Ich sah ihn überrascht an. „Na, da würden Sie doch schön schelten,“ fuhr es mir heraus. „Wie viel Bouquetgroschen gingen Ihnen da verloren! … O Gott, und wie viel Samendüten!“

Er wandte sich ab, schloß die Thür zu, vor der wir standen, und zog den Schlüssel aus dem Schloß.

„Diese Bouquetgroschen-Weisheit haben Sie wohl aus demselben Munde, der Ihnen bereits von der Hinterstube erzählt hat?“ fragte er, nachdem er den Schlüssel in die Tasche gesteckt hatte.

Ich schwieg – Dagobert’s Namen konnte ich unmöglich aussprechen, von ihm hatte ich ja diese „Weisheit“, wie es Herr Claudius mit einem ganz leisen Anflug von Bitterkeit nannte. Er drang nicht weiter in mich.

„Aber die Karolinenlust und der Wald, gefallen sie Ihnen denn gar nicht?“ fragte er.

„Es ist ganz schön hier –“

„Allein lange nicht so schön, wie in der Haide – nicht wahr?“

„Das weiß ich nicht – aber – ich habe heftige Sehnsucht nach dem Dierkhof! Ich leide oft schrecktich und ängstige mich, daß ich mir die Stirn an den vielen Bäumen einstoßen könnte.“ Die Klage trat mir fast unwillkürlich auf die Lippen. … Das hatte mich noch Niemand im Hause gefragt, sie setzten ohne Zweifel Alle voraus, daß der Tausch ein überwiegend vortheilhafter für mich sei.

„Armes Kind!“ sagte er, – nein, nein, das war keine Theilnahme! – Die Natur hatte ihm nur eine so weiche Stimme gegeben.

Wir betraten eben das Parterre seitwärts der Karolinenlust. Da stand der alte Erdmann, der neulich Ilse und mir den Eintritt in das Vorderhaus verwehrt hatte. Er hielt eine Mulde im linken Arm und streute unermüdlich Futter für das Geflügel auf den Kies. Herr Claudius schritt rasch auf ihn zu und hielt die Rechte zurück, die eben wieder einen Körnerregen hinwerfen wollte.
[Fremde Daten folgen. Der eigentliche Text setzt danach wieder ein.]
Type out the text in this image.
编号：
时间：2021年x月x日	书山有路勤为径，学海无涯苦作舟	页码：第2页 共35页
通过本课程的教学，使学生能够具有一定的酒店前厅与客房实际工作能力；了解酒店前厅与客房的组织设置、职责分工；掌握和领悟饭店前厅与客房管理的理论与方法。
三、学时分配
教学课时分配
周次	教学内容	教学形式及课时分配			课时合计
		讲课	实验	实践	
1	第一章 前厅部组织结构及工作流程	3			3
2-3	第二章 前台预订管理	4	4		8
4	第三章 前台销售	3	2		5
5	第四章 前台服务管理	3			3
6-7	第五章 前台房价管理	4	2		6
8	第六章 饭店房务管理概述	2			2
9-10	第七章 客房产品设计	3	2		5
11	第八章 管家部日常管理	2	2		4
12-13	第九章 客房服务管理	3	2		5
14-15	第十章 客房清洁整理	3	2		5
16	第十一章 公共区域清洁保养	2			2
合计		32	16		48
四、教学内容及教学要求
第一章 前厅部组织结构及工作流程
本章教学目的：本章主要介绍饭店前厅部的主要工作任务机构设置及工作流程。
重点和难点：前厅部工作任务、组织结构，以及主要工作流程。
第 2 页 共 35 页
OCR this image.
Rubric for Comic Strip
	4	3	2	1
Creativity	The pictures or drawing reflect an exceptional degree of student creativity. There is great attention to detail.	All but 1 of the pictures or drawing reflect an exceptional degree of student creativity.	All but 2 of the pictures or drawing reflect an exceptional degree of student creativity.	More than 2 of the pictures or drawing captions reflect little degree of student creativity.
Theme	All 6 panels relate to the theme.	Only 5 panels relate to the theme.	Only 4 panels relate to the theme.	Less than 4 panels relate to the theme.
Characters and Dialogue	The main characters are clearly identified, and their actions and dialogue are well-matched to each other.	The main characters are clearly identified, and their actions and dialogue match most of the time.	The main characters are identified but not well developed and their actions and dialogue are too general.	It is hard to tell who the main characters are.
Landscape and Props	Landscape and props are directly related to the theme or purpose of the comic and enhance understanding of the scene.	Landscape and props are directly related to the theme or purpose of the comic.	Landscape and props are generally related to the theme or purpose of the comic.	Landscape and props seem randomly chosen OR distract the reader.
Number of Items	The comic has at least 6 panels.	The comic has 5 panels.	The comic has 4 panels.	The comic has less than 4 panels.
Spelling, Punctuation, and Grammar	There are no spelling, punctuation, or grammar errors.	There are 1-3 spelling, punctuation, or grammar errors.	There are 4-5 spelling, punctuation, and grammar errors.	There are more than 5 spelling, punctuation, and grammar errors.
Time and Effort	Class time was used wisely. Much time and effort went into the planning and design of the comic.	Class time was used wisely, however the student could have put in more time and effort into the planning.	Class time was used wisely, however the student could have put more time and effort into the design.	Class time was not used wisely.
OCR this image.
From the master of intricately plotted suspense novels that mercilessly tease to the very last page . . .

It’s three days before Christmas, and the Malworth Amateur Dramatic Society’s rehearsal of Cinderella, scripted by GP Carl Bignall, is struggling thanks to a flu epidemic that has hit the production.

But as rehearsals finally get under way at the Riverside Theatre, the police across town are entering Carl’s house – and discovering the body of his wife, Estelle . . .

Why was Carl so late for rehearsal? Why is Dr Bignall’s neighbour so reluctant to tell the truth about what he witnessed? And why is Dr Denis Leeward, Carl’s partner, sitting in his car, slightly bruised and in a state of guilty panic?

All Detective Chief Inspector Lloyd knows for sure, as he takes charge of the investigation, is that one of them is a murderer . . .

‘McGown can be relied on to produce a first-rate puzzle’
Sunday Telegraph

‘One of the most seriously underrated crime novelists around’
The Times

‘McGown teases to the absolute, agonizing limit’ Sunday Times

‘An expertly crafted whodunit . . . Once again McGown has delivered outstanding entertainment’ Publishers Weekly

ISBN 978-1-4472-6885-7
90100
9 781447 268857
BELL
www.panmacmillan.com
„Sie füttern viel zu verschwenderisch, Erdmann,“ sagte er. „Gehen Sie da hinein in den Busch, überall keimen die Körner, die die Thiere mit dem besten Willen nicht bewältigen können; ich habe es eben mit großem Mißfallen bemerkt.“ – Er griff in die Mulde und ließ die Körner durch seine schlanken Finger laufen.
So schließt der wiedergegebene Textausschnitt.